Active control of sound radiation from vibrating structures

Vibrating structures radiate sound that is often unwanted. However, because of the way structures and fluids couple, lower vibration levels do not necessarily result in lower radiated sound power. As a result, active control approaches that rely on simply minimizing the vibration of the structure are often either ineffective or inefficient. Ideally, an active control system designed for these applications would be sensitive to the radiation mechanisms that govern how efficiently the structure will radiate. An active control metric that shows significant correlation with radiated sound power has been developed and will be presented in this paper. The control metric is referred to as the weighted sum of spatial gradients (WSSG), and represents the metric that the active control system seeks to minimize.
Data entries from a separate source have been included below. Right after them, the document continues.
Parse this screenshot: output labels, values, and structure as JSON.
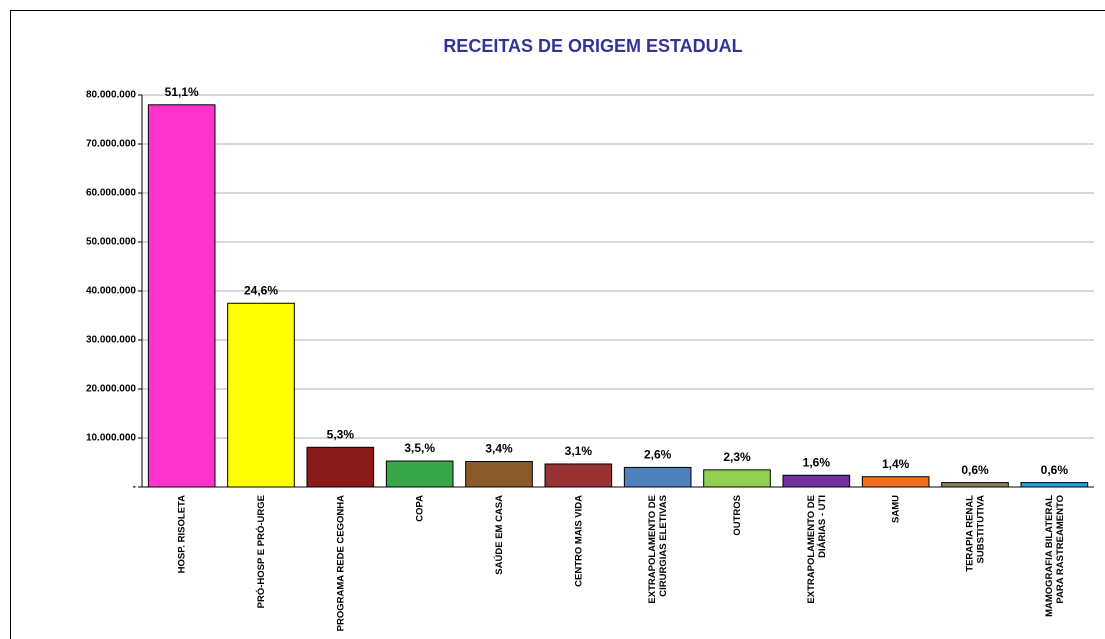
{
  "chart_data": {
    "type": "bar",
    "title": "RECEITAS DE ORIGEM ESTADUAL",
    "categories": [
      "HOSP. RISOLETA",
      "PRÓ-HOSP E PRÓ-URGE",
      "PROGRAMA REDE CEGONHA",
      "COPA",
      "SAÚDE EM CASA",
      "CENTRO MAIS VIDA",
      "EXTRAPOLAMENTO DE CIRURGIAS ELETIVAS",
      "OUTROS",
      "EXTRAPOLAMENTO DE DIÁRIAS - UTI",
      "SAMU",
      "TERAPIA RENAL SUBSTITUTIVA",
      "MAMOGRAFIA BILATERAL PARA RASTREAMENTO"
    ],
    "values": [
      78000000,
      37500000,
      8100000,
      5300000,
      5200000,
      4700000,
      4000000,
      3500000,
      2400000,
      2100000,
      900000,
      900000
    ],
    "share_labels": [
      "51,1%",
      "24,6%",
      "5,3%",
      "3,5,%",
      "3,4%",
      "3,1%",
      "2,6%",
      "2,3%",
      "1,6%",
      "1,4%",
      "0,6%",
      "0,6%"
    ],
    "colors": [
      "#ff33cc",
      "#ffff00",
      "#8b1a1a",
      "#3aa64a",
      "#8b5a2b",
      "#993333",
      "#4f81bd",
      "#92d050",
      "#7030a0",
      "#f07020",
      "#8b7d5a",
      "#1fa0e0"
    ],
    "ylim": [
      0,
      80000000
    ],
    "yticks": [
      {
        "value": 0,
        "label": "-"
      },
      {
        "value": 10000000,
        "label": "10.000.000"
      },
      {
        "value": 20000000,
        "label": "20.000.000"
      },
      {
        "value": 30000000,
        "label": "30.000.000"
      },
      {
        "value": 40000000,
        "label": "40.000.000"
      },
      {
        "value": 50000000,
        "label": "50.000.000"
      },
      {
        "value": 60000000,
        "label": "60.000.000"
      },
      {
        "value": 70000000,
        "label": "70.000.000"
      },
      {
        "value": 80000000,
        "label": "80.000.000"
      }
    ],
    "grid": true
  }
}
This paper will describe the sound-structure interaction problem and outline the WSSG metric that has been developed within that context. For a vibrating structure, the natural set of basis functions that describe acoustic radiation are referred to as radiation modes, and it will be shown that there are similarities between the most efficient radiation modes and the individual terms of the WSSG metric. The WSSG metric is a desirable control approach since it represents a localized point measurement, but yields global attenuation of the radiated acoustic sound power. This novel active control approach has been investigated for vibrating plates and cylindrical shells. Both computational and experimental results will be shown that demonstrate the effectiveness of the method for attenuating sound power radiated from these structures.